Intertwining his own personal artistic process with distinct threads of historical reference, wry humor and disparate aesthetic threads, Georg Baselitz is currently on view at Gagosian Gallery’s 980 Madison space for a small exhibition of new works, positioning the artist’s drawings and watercolors as a “visitation,” as the artist terms it, by Japanese ukiyo-e master Katsushika Hokusai.
The exhibition takes Baselitz’s drawings, long a central aspect of the artist’s process (although often placed at the service of his large-scale paintings and explosive, paint-drenched compositions), and turns them towards a singular historical nexus, a hasty drawing by Hokuskai made in a letter to his publisher, which depicts the aging artist in a comically mischievous, irreverent self-portrait. Turning towards his own mortality, Baselitz adopts Hoskuskai’s drawing, and puts it through a serious of expressive figurative variations, shifting the artist’s visage and pose slightly yet demonstrably from work to work. In one, the artist appears as sinister and cackling, while in another, he appears to be frowning and angry. In a third, the figure beams with a strangely enthused grin. The lines, which hew closely to the original source material, still manage capture some of Baselitz’s raw energy, flitting in and out of the original model, and allowing for the alterations in the figure’s emotional state, while indicating Baselitz’s hand in exchange with Hokuskai’s own.

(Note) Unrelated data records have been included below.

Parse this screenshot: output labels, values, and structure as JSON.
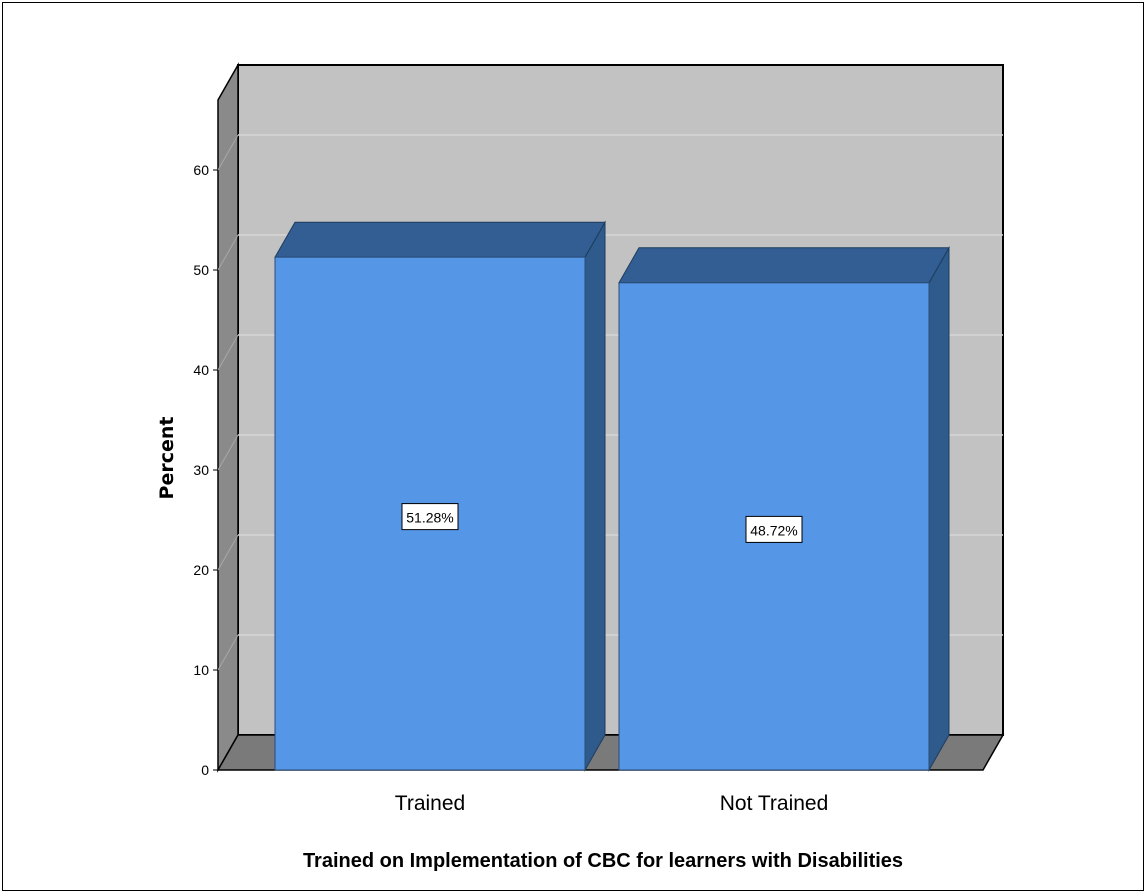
{
  "chart_data": {
    "type": "bar",
    "style": "3d",
    "categories": [
      "Trained",
      "Not Trained"
    ],
    "values": [
      51.28,
      48.72
    ],
    "data_labels": [
      "51.28%",
      "48.72%"
    ],
    "ylabel": "Percent",
    "xlabel": "Trained on Implementation of CBC for learners with Disabilities",
    "ylim": [
      0,
      60
    ],
    "yticks": [
      0,
      10,
      20,
      30,
      40,
      50,
      60
    ],
    "grid": true,
    "legend": "none",
    "colors": {
      "bar_front": "#5696e6",
      "bar_top": "#325e93",
      "bar_side": "#2f5a8c",
      "back_wall": "#c2c2c2",
      "side_wall": "#8a8a8a",
      "floor": "#7a7a7a",
      "gridline": "#d6d6d6"
    }
  }
}
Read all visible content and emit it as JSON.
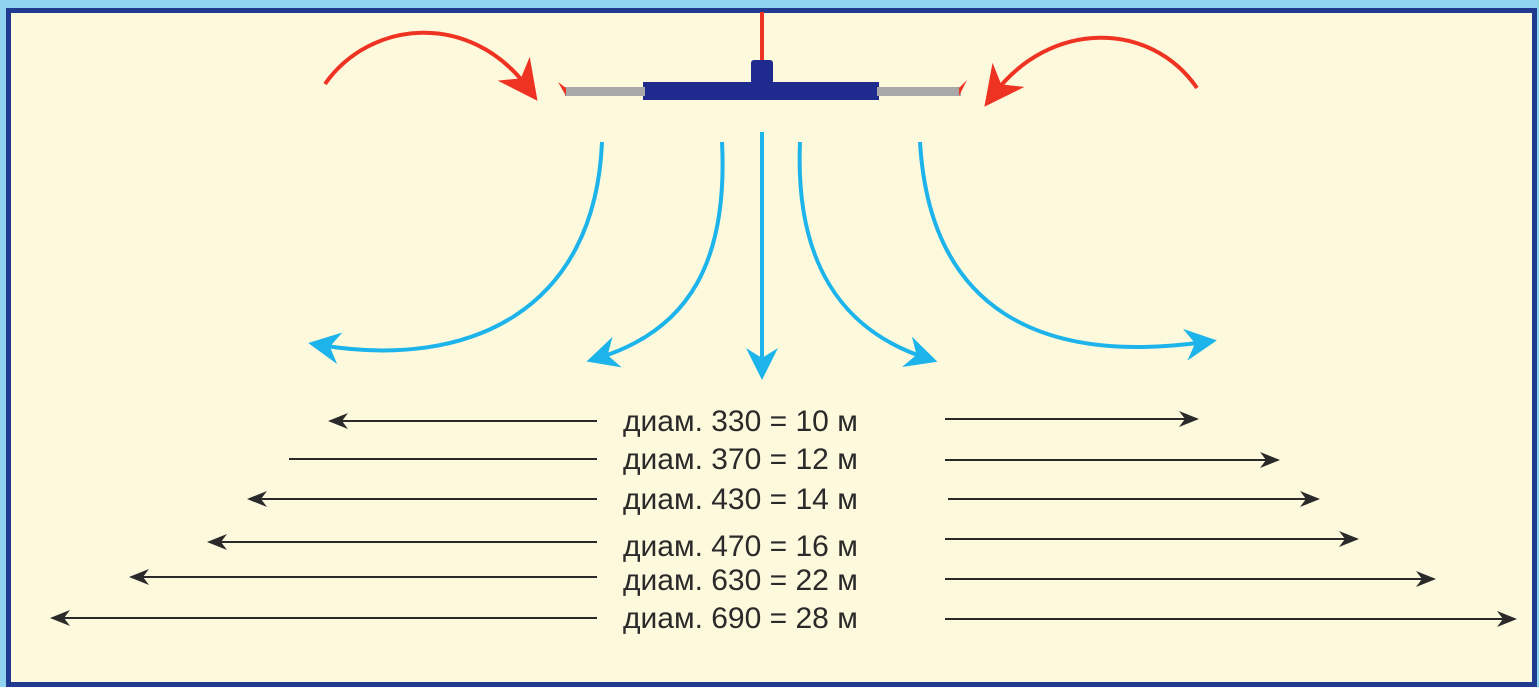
{
  "colors": {
    "background": "#fdf9dd",
    "frame_border": "#1f3a8f",
    "outer": "#8fd3ef",
    "intake_arrows": "#ee3322",
    "airflow_arrows": "#1cb4ea",
    "fan_body": "#1f2a8f",
    "fan_blade_tips": "#a8a8a8",
    "dimension_lines": "#2a2a2a"
  },
  "icons": [
    "ceiling-fan-icon"
  ],
  "rows": [
    {
      "label": "диам. 330 = 10 м"
    },
    {
      "label": "диам. 370 = 12 м"
    },
    {
      "label": "диам. 430 = 14 м"
    },
    {
      "label": "диам. 470 = 16 м"
    },
    {
      "label": "диам. 630 = 22 м"
    },
    {
      "label": "диам. 690 = 28 м"
    }
  ]
}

Adjacent to each sketch is a turn back towards Baselitz’s own aesthetic leanings: washes of watercolor countered by his own portraiture drawing, or explorations of the swirling, ghostly materiality of the paints themselves. Selecting subdued, understated objects like his recent motif of upturned, seemingly suspended bodies over a colored-in ground, the works feel exceedingly intimate, as if they were pages ripped directly from the artist’s sketchbook or jotted down in an absent moment.
The use of the Hokuskai source material is an notable connection, as if the take on the aforementioned sketch turns into a coy signature for the artist, retaining the original’s light humor while indicating his work in connection with the original pieces. Baselitz’s intimate sketches and delicately executed watercolors tip their hat to Hokuskai’s style in a sly interpellation of the artist’s own hand, at the same time that his signature translates the original through several centuries of art history and personal experience, and allows the Japanese master’s voice to echo through time into the present.
The exhibition closes on December 19th.